3. Quality Assessment

  1. Measure the diameter and depth of the holes on the inserts before injection molding by a laser scanning digital microscope20 . Measure on both inserts; on each insert, measure four holes on two areas with different distance to the gate "near the gate" and "far from the gate".

Figure 2
Figure 2: Measured areas highlighted on the CAD image of the inserts. (a) The movable side insert correspond to the backsides of the replica; (b) the injection side corresponds to the top sides of the replica. The injection gate locates at the center. Two areas with difference distance to the gate, "Far from the gate" and "Near the gate" are compared in the research. (This figure has been modified from Zhang et al. 201722) Please click here to view a larger version of this figure.

  1. Measure diameter and the height of the pillars on the tracked tines obtained from injection molding.
    NOTE: Group the obtained PE parts into batches of 10 pieces; i.e., 1-10 is the 1st batch, 11-20 is the 2nd batch; until the last piece.
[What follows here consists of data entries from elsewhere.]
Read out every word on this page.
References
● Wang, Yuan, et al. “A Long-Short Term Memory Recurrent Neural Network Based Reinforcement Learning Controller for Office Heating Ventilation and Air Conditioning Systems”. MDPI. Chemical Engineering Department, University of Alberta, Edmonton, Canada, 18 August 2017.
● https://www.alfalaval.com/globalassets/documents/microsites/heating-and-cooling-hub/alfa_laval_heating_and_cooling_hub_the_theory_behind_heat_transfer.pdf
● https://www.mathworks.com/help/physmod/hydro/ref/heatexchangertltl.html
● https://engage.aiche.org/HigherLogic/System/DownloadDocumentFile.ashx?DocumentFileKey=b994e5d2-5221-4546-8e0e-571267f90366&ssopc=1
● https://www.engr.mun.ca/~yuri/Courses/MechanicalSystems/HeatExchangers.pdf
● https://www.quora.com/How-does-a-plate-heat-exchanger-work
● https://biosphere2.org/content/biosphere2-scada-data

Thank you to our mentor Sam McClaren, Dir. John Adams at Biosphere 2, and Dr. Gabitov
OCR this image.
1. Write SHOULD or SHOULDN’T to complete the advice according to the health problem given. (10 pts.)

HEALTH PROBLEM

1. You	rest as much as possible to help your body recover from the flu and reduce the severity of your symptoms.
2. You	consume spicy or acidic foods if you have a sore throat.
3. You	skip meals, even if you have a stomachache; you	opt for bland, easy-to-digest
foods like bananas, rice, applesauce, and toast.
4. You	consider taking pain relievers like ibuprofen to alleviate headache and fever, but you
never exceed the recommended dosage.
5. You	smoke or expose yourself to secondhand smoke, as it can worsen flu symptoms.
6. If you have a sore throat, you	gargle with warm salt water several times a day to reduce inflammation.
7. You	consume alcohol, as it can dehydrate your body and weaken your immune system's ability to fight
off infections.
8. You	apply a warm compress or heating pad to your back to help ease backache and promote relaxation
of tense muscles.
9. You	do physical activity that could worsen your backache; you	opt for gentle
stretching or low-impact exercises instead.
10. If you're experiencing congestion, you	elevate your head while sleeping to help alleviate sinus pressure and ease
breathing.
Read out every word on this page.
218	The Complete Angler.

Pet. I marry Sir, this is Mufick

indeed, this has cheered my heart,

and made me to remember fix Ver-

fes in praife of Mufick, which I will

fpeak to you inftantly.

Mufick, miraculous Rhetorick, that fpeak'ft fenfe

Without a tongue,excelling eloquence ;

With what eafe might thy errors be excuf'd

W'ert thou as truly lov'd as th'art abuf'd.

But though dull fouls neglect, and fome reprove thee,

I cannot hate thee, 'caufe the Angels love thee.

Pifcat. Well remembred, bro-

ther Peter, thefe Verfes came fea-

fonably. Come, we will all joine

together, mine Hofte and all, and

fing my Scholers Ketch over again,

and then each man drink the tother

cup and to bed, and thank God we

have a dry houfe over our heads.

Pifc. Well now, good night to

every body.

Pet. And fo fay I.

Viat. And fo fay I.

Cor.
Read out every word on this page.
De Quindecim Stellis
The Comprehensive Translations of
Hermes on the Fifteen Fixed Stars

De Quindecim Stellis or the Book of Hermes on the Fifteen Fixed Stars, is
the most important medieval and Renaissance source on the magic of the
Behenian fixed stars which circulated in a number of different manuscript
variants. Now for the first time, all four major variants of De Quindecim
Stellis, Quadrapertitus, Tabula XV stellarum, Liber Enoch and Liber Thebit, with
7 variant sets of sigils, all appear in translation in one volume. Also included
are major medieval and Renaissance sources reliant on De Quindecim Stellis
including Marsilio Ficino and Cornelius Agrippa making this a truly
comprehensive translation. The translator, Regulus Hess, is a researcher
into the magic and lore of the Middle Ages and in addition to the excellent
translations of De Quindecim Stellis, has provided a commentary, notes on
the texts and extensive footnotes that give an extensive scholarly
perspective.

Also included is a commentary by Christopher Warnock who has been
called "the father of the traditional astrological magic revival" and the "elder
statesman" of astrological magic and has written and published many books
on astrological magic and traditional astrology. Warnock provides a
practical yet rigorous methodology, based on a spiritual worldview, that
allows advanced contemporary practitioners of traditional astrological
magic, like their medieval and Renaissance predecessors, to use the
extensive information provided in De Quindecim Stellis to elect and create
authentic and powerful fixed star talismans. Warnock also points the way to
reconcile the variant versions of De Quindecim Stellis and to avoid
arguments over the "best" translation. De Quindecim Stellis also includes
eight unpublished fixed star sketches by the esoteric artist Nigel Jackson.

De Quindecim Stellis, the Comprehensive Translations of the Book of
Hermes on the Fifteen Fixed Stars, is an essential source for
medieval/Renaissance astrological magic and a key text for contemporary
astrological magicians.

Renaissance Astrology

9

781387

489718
Use one random sample in each batch and do the measurements on the top and back sides; on each side, measure four pillars on two areas with different distance to the gate ("near the gate" and "far from the gate").
  2. Analyze data with the assistance of image processing software21 in order to obtain the dimensions.

Representative Results

Figure 3 shows the inserts fabricated by AM and the PE parts produced by injection molding. Two rows of circular holes were vertical to the surface on the tines (Figure 3 (b)). The nominal dimension of the holes on the inserts is Ø200 µm and 200 µm in depth, with a center-to-center distance 400 µm. The layer structures due to the AM process are clearly visible. On the bottom left line there is a visible folding mark, which took place unintentionally during the preparation for SEM.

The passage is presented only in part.